Вдвоем они держали всю кухню в поселке: Ачкенази мэтром, по выражению Константина Арнольдовича, а Зулейха – при нем, на побегушках: мыла, чистила, щипала, потрошила, разделывала, резала, терла, скоблила, опять мыла. Ну и разносила обед по лесу. Ведро с похлебкой в одну руку, с питьевой водой в другую, и – вперед: до первой рабочей станции – обратно, до второй – обратно, до третьей… Пока всех обежишь, накормишь – ужин пора ставить. Вечером до нар еле добредала, падала. И думала: счастье, что при кухне.

Во время зимнего голода, который Зулейха вспоминать не любила и не хотела, Юзуф рос медленно, может, и не рос вовсе. Волосы у сына были слабые, жидкие, кожа – бледно-синяя, ногти – прозрачные и ломкие, как пчелиное крыло, зубов – ни одного.

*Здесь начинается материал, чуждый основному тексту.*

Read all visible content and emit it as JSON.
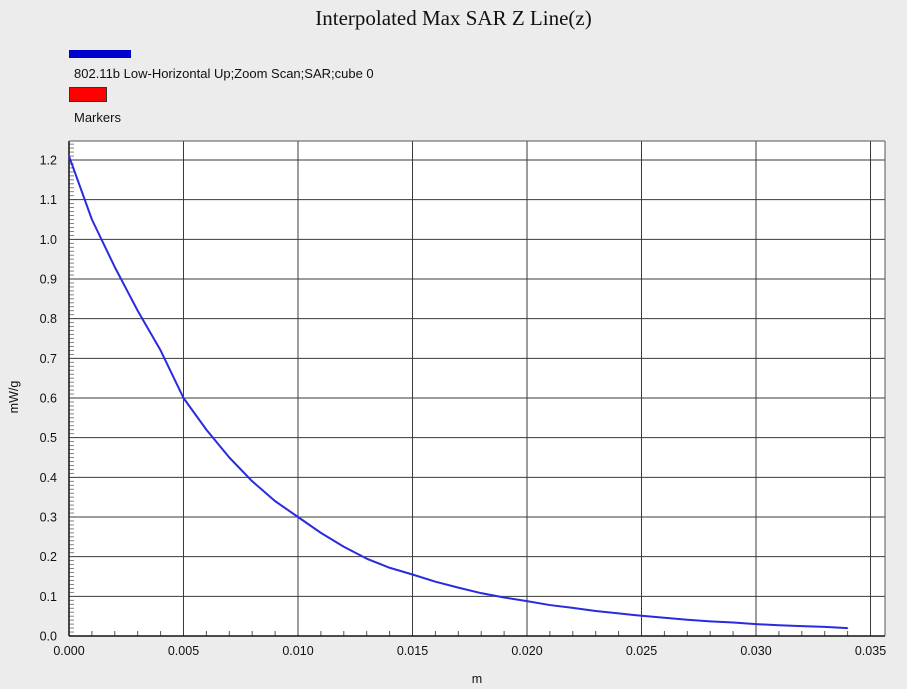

Двигался мало, неохотно, словно берег силы, смотрел всегда сонно, капризно; сидеть так и не научился – спасибо, что жив остался. А летом, как только показалось солнце и появилась еда, вдруг стал наверстывать и быстро пошел в рост. Ел много, как взрослый (Ачкенази замечал, что Зулейха его прикармливает, но ничего не говорил, отворачивался). Стал улыбаться, показывая широкие и крепкие пластины прорезавшихся зубов, гулить. Научился сидеть и быстро, как таракан, ползать. Волос на макушке потемнел, закурчавел, а ноги и руки выросли, даже приобрели небольшую младенческую припухлость. Вот только стоять и ходить не хотел совсем. Скоро ему исполнялся год.

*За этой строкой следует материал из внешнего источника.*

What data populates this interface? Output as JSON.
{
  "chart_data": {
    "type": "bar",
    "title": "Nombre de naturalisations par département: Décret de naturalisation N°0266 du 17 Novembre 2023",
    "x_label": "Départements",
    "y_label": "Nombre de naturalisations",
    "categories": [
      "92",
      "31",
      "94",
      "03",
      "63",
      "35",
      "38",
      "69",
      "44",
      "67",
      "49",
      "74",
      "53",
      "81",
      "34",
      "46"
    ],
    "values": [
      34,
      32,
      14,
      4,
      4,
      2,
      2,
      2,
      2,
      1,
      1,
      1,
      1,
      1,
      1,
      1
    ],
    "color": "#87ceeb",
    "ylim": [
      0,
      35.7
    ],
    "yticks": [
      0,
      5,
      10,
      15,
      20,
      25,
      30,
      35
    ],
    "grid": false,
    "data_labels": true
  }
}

К Зулейхе был привязан болезненно, донельзя. Работая на кухне, она то и дело ощущала на подоле его подвижные цепкие ручонки – Юзуф вылезал из-под стола, ощупывал мать и уползал обратно. Убегая по делу во двор или на реку за водой, знала: будет ее искать. Спешила обратно, запыхавшаяся, распаренная от бега, – а он уже сидит на пороге, уже ревет, размазывая по лицу обильные слезы грязными кулачками.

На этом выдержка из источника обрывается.